Firstly, I like to flip through and have a quick look at the names of the people who write in, just so we can get an idea of what we’re dealing with here.

Sali (no common-or-garden Sally here)
Apryl (again, just too cool to spell in the normal way)
Danye (a girl, apparently)
Marketa (dunno)
Cerri (Kerry would just be far too ordinary)
Maddison and Summer (I guess mum Kim felt like her name was too boring so she made up for it with her daughters)
Jase (cause Jason is sooo last year)
Lorren (who wants Lauren when you can have Lorren)
Elin (cooler than Ellen by a mile)
Tucker (dunno)

Ok, let’s get stuck in. Let’s get straight to the lady with no hands and feet, which reminds me of my favourite joke when I was 18 – “Why did the girl fall off the swing? Because she had no arms and no legs.”


Apryl hated her ‘pancake bum’ we are told, wanted J-Lo’s booty, decided to go to a pumping party. For yes, that is what it is called. A pumping party. Dodgy doctors go to people’s houses and inject bathroom sealant in their bums, woop woop!

Crack open the champagne, put on some old school tunes and get this party started! Whip out your bums, everyone! Let’s stick some sealant in them!

Over the next few years, her bum skin blackened and got itchy and a hole developed in the right bumcheek. Mmmm, hot.

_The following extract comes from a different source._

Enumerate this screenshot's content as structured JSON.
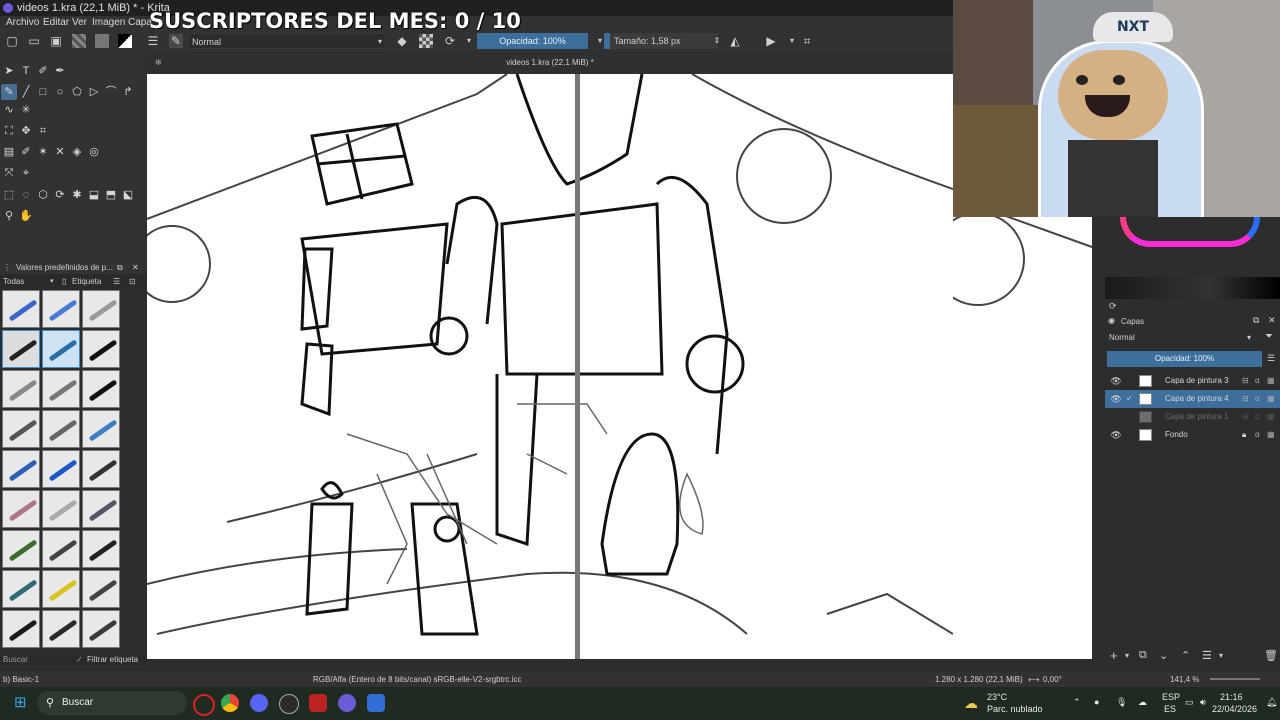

Anyway, the rest of the story is pretty much; gangrene set in, feet and hands got chopped off, she did a triathlon, she regrets the bum filler now, wants everyone to know they shouldn’t do it either.

Next story, a dog rips a lady to shreds and she dies.


Next, the baby page. There’s a picture of a baby in a bird costume. He looks pretty bored/tired. ‘My son Rhys loved dressing up as a birdie for the night!’ says the caption. Really, now. Ridiculous. He loved it?! How do you know? Did he tell you? Little 1 month old Rhys who eats, sleeps and poos and doesn’t know his face from his rear end yet? He loved it, did he?

Next up, the human dustbin.


Do I need to say anything or does the photo say it all?

And that, my friends, is quite enough for a Monday, I feel.


12 responses to this post.

  1. Posted by Alex Jones on September 2, 2013 at 09:02

    Chat is getting scary.


  2. In tears at this! loved it! 🙂


  3. Offensive on so many levels. Chat hurts me looool x


  4. Why can’t we have this in America? Oh right, because we already have Texas an Florida.


  5. Posted by pamasaurus on September 2, 2013 at 22:53

    I always love your posts about this magazine. I cannot stop laughing!!